After geeking out with those drawings, I dug into Aura Satz’s sound art pieces, three of which are also on exhibit in the current show. Featuring audio elements of sirens, dial tones and the drone compositions of the female electronic music pioneers, I wasn’t sure what to expect. But the overall effect really changed my perception of all these sounds. Instead of alarm, the effect was one of composed and meditative contemplation.
Walking through the gallery with its namesake proprietor, Iliya Fridman, I asked for an update on sound art. How has it changed in the five years he’s been exhibiting it, both in the gallery and through performance series?
First, it’s becoming more mainstream, as more museums are presenting sound-focused exhibitions and inviting sound artists to improvise in gallery spaces, he says: “It’s being treated with more attention and reverence now as an art form.”
Then he sounded almost like an experience designer when he explained how the perception of sound art is different from visual work. “There’s another layer of perception when you listen instead of just looking,” he explains. And further, “Sound art is always site specific. It plays with the architecture of a space and with the body, producing vibrations in the bone structure and on the skin. It can go deeper than surface visuals can.”
As usual, speaking with Fridman, I realize there’s so much more to learn about sound art. Giving me a bit more context on its evolution, he told me about a series of sound art pieces the gallery hosted in 2016, celebrating the 50th Anniversary of a pivotal art series called 9 Evenings: Theatre and Engineering.
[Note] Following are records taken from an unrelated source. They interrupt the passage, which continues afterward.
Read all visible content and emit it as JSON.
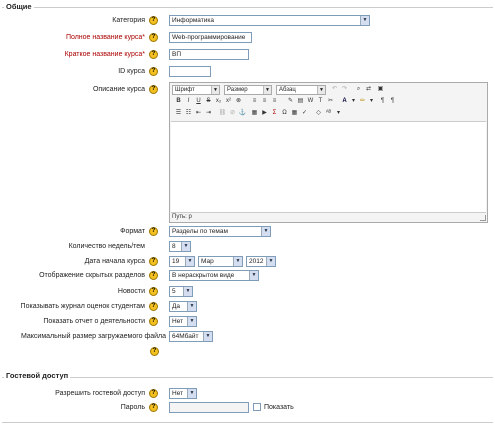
{
  "general": {
    "legend": "Общие",
    "category_label": "Категория",
    "category_value": "Информатика",
    "fullname_label": "Полное название курса*",
    "fullname_value": "Web-программирование",
    "shortname_label": "Краткое название курса*",
    "shortname_value": "ВП",
    "idnumber_label": "ID курса",
    "idnumber_value": "",
    "summary_label": "Описание курса",
    "editor": {
      "font_select": "Шрифт",
      "size_select": "Размер",
      "format_select": "Абзац",
      "path_text": "Путь: p"
    },
    "format_label": "Формат",
    "format_value": "Разделы по темам",
    "numsections_label": "Количество недель/тем",
    "numsections_value": "8",
    "startdate_label": "Дата начала курса",
    "startdate_day": "19",
    "startdate_month": "Мар",
    "startdate_year": "2012",
    "hiddensections_label": "Отображение скрытых разделов",
    "hiddensections_value": "В нераскрытом виде",
    "news_label": "Новости",
    "news_value": "5",
    "showgrades_label": "Показывать журнал оценок студентам",
    "showgrades_value": "Да",
    "showreports_label": "Показать отчет о деятельности",
    "showreports_value": "Нет",
    "maxbytes_label": "Максимальный размер загружаемого файла",
    "maxbytes_value": "64Мбайт"
  },
  "guest": {
    "legend": "Гостевой доступ",
    "allow_label": "Разрешить гостевой доступ",
    "allow_value": "Нет",
    "password_label": "Пароль",
    "password_value": "",
    "show_label": "Показать"
  },
  "colors": {
    "required": "#aa0000",
    "help_icon": "#f2c020",
    "input_border": "#7f9db9"
  }
}
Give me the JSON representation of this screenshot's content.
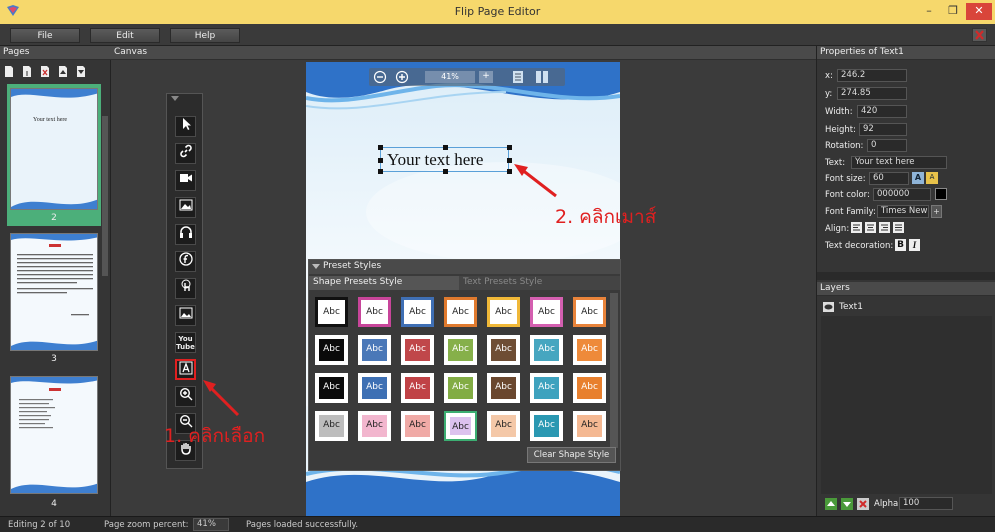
{
  "window": {
    "title": "Flip Page Editor",
    "minimize": "–",
    "restore": "❐",
    "close": "✕"
  },
  "menu": {
    "file": "File",
    "edit": "Edit",
    "help": "Help"
  },
  "pages_panel": {
    "title": "Pages",
    "thumbs": [
      {
        "number": "2",
        "text": "Your text here",
        "selected": true
      },
      {
        "number": "3",
        "text": "",
        "selected": false
      },
      {
        "number": "4",
        "text": "",
        "selected": false
      }
    ]
  },
  "canvas": {
    "title": "Canvas",
    "zoom": "41%",
    "text_object": "Your text here"
  },
  "presets": {
    "title": "Preset Styles",
    "tab_shape": "Shape Presets Style",
    "tab_text": "Text Presets Style",
    "swatch_label": "Abc",
    "clear_button": "Clear Shape Style",
    "row1_border_colors": [
      "#111111",
      "#c8459a",
      "#3f6fb4",
      "#e07a2e",
      "#f0b838",
      "#d45fb0",
      "#e8833a"
    ],
    "row2_fill_colors": [
      "#0a0a0a",
      "#4a78b8",
      "#c0474a",
      "#86b04a",
      "#6e4d34",
      "#46a6c0",
      "#ee8a3a"
    ],
    "row3_fill_colors": [
      "#0a0a0a",
      "#3e70b4",
      "#c04246",
      "#82ac44",
      "#6a472e",
      "#3ea2be",
      "#e8802e"
    ],
    "row4_fill_colors": [
      "#bdbdbd",
      "#f2b6ce",
      "#f0aaa6",
      "#dcc2ee",
      "#f4c8a8",
      "#2a98b2",
      "#f4b892"
    ]
  },
  "properties": {
    "title": "Properties of Text1",
    "x_label": "x:",
    "x": "246.2",
    "y_label": "y:",
    "y": "274.85",
    "width_label": "Width:",
    "width": "420",
    "height_label": "Height:",
    "height": "92",
    "rotation_label": "Rotation:",
    "rotation": "0",
    "text_label": "Text:",
    "text": "Your text here",
    "font_size_label": "Font size:",
    "font_size": "60",
    "font_color_label": "Font color:",
    "font_color": "000000",
    "font_family_label": "Font Family:",
    "font_family": "Times New R",
    "align_label": "Align:",
    "text_decoration_label": "Text decoration:",
    "bold": "B",
    "italic": "I",
    "plus": "+"
  },
  "layers": {
    "title": "Layers",
    "items": [
      "Text1"
    ],
    "alpha_label": "Alpha:",
    "alpha": "100"
  },
  "status": {
    "editing": "Editing 2 of 10",
    "zoom_label": "Page zoom percent:",
    "zoom_value": "41%",
    "message": "Pages loaded successfully."
  },
  "annotations": {
    "step1": "1. คลิกเลือก",
    "step2": "2. คลิกเมาส์"
  },
  "colors": {
    "titlebar": "#f6d86c",
    "accent_green": "#4caf7a",
    "annotation_red": "#e02020"
  }
}
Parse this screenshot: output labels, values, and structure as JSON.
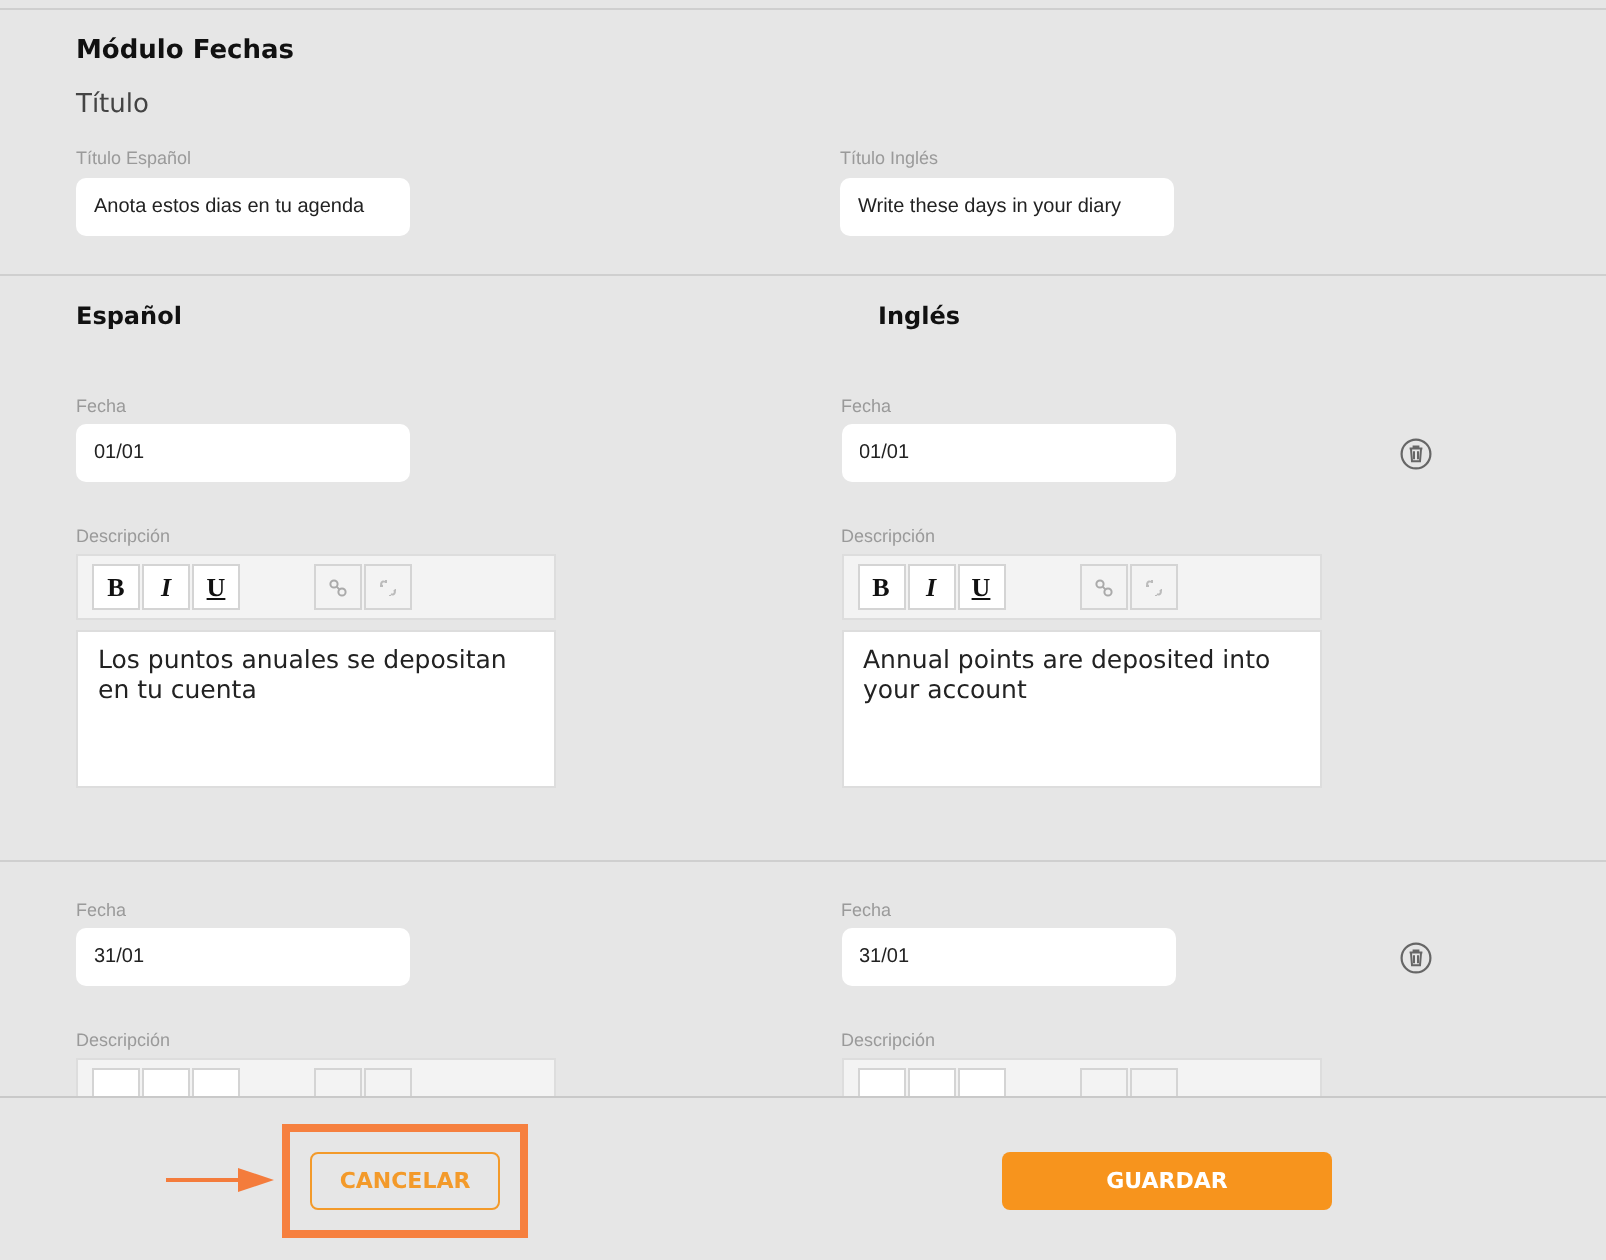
{
  "module": {
    "title": "Módulo Fechas",
    "subtitle": "Título",
    "fields": [
      {
        "label": "Título Español",
        "value": "Anota estos dias en tu agenda"
      },
      {
        "label": "Título Inglés",
        "value": "Write these days in your diary"
      }
    ]
  },
  "columns": [
    "Español",
    "Inglés"
  ],
  "entries": [
    {
      "cells": [
        {
          "date_label": "Fecha",
          "date": "01/01",
          "description_label": "Descripción",
          "format": [
            "B",
            "I",
            "U"
          ],
          "description": "Los puntos anuales se depositan en tu cuenta"
        },
        {
          "date_label": "Fecha",
          "date": "01/01",
          "description_label": "Descripción",
          "format": [
            "B",
            "I",
            "U"
          ],
          "description": "Annual points are deposited into your account"
        }
      ]
    },
    {
      "cells": [
        {
          "date_label": "Fecha",
          "date": "31/01",
          "description_label": "Descripción"
        },
        {
          "date_label": "Fecha",
          "date": "31/01",
          "description_label": "Descripción"
        }
      ]
    }
  ],
  "footer": {
    "cancel": "CANCELAR",
    "save": "GUARDAR",
    "cancel_highlighted": true
  }
}
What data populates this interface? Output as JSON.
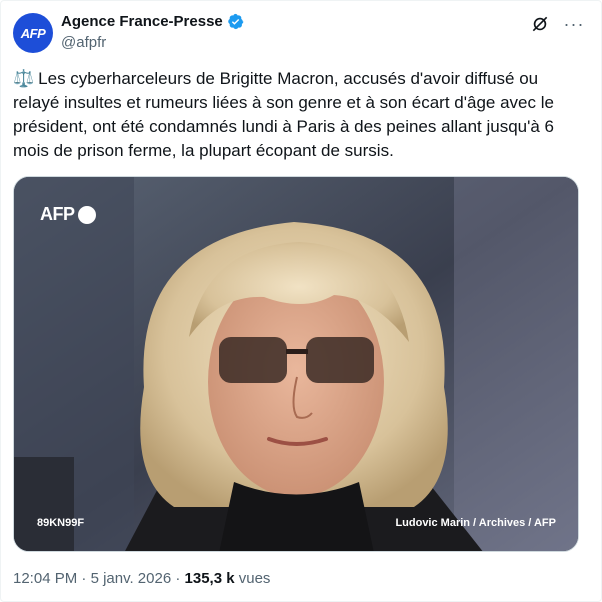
{
  "author": {
    "avatar_text": "AFP",
    "display_name": "Agence France-Presse",
    "handle": "@afpfr",
    "verified": true,
    "verified_color": "#1d9bf0"
  },
  "tweet": {
    "emoji_icon": "scales-icon",
    "text": "Les cyberharceleurs de Brigitte Macron, accusés d'avoir diffusé ou relayé insultes et rumeurs liées à son genre et à son écart d'âge avec le président, ont été condamnés lundi à Paris à des peines allant jusqu'à 6 mois de prison ferme, la plupart écopant de sursis."
  },
  "media": {
    "watermark": "AFP",
    "photo_id": "89KN99F",
    "credit": "Ludovic Marin / Archives / AFP"
  },
  "footer": {
    "time": "12:04 PM",
    "separator": "·",
    "date": "5 janv. 2026",
    "views_count": "135,3 k",
    "views_label": "vues"
  },
  "colors": {
    "text_primary": "#0f1419",
    "text_secondary": "#536471",
    "avatar_bg": "#1d4ed8"
  }
}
“That was very much a first formal collaboration between artists and engineers,” Fridman explains, making me think about how many ways our industry perpetuates that collaboration today. We call it experience design, but it’s all about providing the medium to express a feeling or idea.
Maybe the next time you’re stuck on a project, go to an art gallery or museum and see if you can get inspired by how more artists are relying on our technologies for their work. The creative collaboration between artists and engineers is really just beginning.